Norah Shayib, 21, of Jeddah, said Saudi Arabia’s deeper Muslim identity is what has enabled it to avoid the turmoil that has spread from Tunisia to Egypt, Jordan and Yemen over the last several weeks.
“This is not meant to be an insult to Egyptians—I have high regard for my brothers and sisters there—but they are a country of 80 million people who have varying attitudes about Islam,” she told The Media Line “It’s a secular country. At the end of the day, Saudi Arabia is about being Muslim and we have nothing but affection for our king who has been good to us. We identify first as Muslims and second as Saudis.”
She added that Saudis take seriously the hadiths –words and deeds attributed to the prophet Mohammed that are often used as the basis for Islamic law. They demand loyalty to a Muslim ruler who has been “fair and just” to his people, she said.

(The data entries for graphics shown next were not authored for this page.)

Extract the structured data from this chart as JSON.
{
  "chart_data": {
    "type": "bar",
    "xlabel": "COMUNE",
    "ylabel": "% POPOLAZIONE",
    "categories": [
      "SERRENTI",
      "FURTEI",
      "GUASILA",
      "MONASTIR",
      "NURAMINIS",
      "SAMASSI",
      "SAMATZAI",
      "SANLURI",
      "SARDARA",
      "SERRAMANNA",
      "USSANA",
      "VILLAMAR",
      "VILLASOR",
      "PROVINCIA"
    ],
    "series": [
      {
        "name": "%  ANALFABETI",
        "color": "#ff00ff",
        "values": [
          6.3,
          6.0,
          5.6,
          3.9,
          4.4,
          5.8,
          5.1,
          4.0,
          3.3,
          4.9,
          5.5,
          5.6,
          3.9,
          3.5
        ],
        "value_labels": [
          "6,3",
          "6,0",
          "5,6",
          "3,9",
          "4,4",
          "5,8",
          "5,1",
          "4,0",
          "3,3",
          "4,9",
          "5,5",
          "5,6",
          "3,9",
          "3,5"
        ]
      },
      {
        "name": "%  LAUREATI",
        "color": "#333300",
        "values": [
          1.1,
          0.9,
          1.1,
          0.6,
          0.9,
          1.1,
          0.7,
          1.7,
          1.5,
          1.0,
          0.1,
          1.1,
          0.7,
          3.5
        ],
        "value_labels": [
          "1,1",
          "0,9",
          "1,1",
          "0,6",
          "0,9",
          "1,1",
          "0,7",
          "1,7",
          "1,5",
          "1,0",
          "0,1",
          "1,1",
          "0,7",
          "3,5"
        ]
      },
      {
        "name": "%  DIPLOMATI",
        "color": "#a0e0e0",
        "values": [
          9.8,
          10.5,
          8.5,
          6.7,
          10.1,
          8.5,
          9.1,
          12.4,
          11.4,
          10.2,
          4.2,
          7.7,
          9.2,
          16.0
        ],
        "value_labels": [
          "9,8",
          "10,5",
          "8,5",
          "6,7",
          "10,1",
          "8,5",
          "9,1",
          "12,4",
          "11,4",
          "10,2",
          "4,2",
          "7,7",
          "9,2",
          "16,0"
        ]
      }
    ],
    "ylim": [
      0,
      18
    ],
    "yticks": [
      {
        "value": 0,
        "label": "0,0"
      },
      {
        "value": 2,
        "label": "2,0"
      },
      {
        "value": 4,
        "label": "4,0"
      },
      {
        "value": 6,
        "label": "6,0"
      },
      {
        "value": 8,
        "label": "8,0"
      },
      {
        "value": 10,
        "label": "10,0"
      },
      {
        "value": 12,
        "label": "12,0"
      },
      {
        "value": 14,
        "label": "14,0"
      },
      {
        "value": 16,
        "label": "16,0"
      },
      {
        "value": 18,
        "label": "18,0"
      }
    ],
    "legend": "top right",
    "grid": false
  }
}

However, some Saudis expressed a more cynical view. “I think Saudis are asking themselves, who would be better [than King Abdullah]? The answer is nobody,” said one Saudi who didn’t want to be identified.
Indeed, the Saudi king’s popularity among Muslims outside of the kingdom far outstrips other Muslim leaders, including Hezbollah’s Hassan Nasrallah, Iranian President Mahmoud Ahmadinejad, Palestinian Authority President Mahmoud Abbas and Afghanistan President Hamid Karzai.
In a 2010 Pew Research Center poll, 92% of all Jordanians and 83% of all Egyptians expressed confidence in the Saudi king. In contrast, only 32% of Jordanians and 26% of the Egyptians expressed confidence in Ahmadinejad. A third of Jordanians and Egyptians had confidence in Abbas. The Saudi government, however, is not without its domestic critics.
Perhaps the most well known demonstration occurred when nearly 50 women defied the country’s driving ban by driving cars throughout the streets of Riyadh in 1990. Religious conservatives staged a demonstration in 2009 when Norah Al-Fail, the first woman named deputy minister of the Saudi Ministry of Education, visited a boys’ school. The demonstrators demanded the government enforce its gender segregation laws. More recently, about two dozen Saudis took to the streets of Jeddah to protest against the government’s failure to improve infrastructure that led to flooding that killed 10 people.
Last week’s floods in Jeddah were the second massive flooding in 14 months and enraged local residents. During the November 2009 floods, which killed more than 100 people, Saudi authorities initially blamed the deaths on people failing to follow government instructions to reach safety. A news blackout followed, which prevented the Saudi media from reporting on the damage and death toll. Jeddah residents skirted the blackout by posting mobile phone video images on Facebook and YouTube. The graphic images of floating bodies angered Saudis.
“It was a huge change for Saudis,” Al-Asmari said. “We could make a change just by using the Internet.”
Public reaction to the floods prompted King Abdullah to order the arrest of about 50 Jeddah municipal officials and construction contractors. It also led to mass resignation of the city’s engineers. It was the first scandal of alleged corruption made public.
“This is the kind of change we can do on the Internet and I think it’s more effective,” Al-Asmari said. “I can’t imagine Saudis in the streets like what I see in Egypt on Al Jazeera. It’s not the right way to do things.”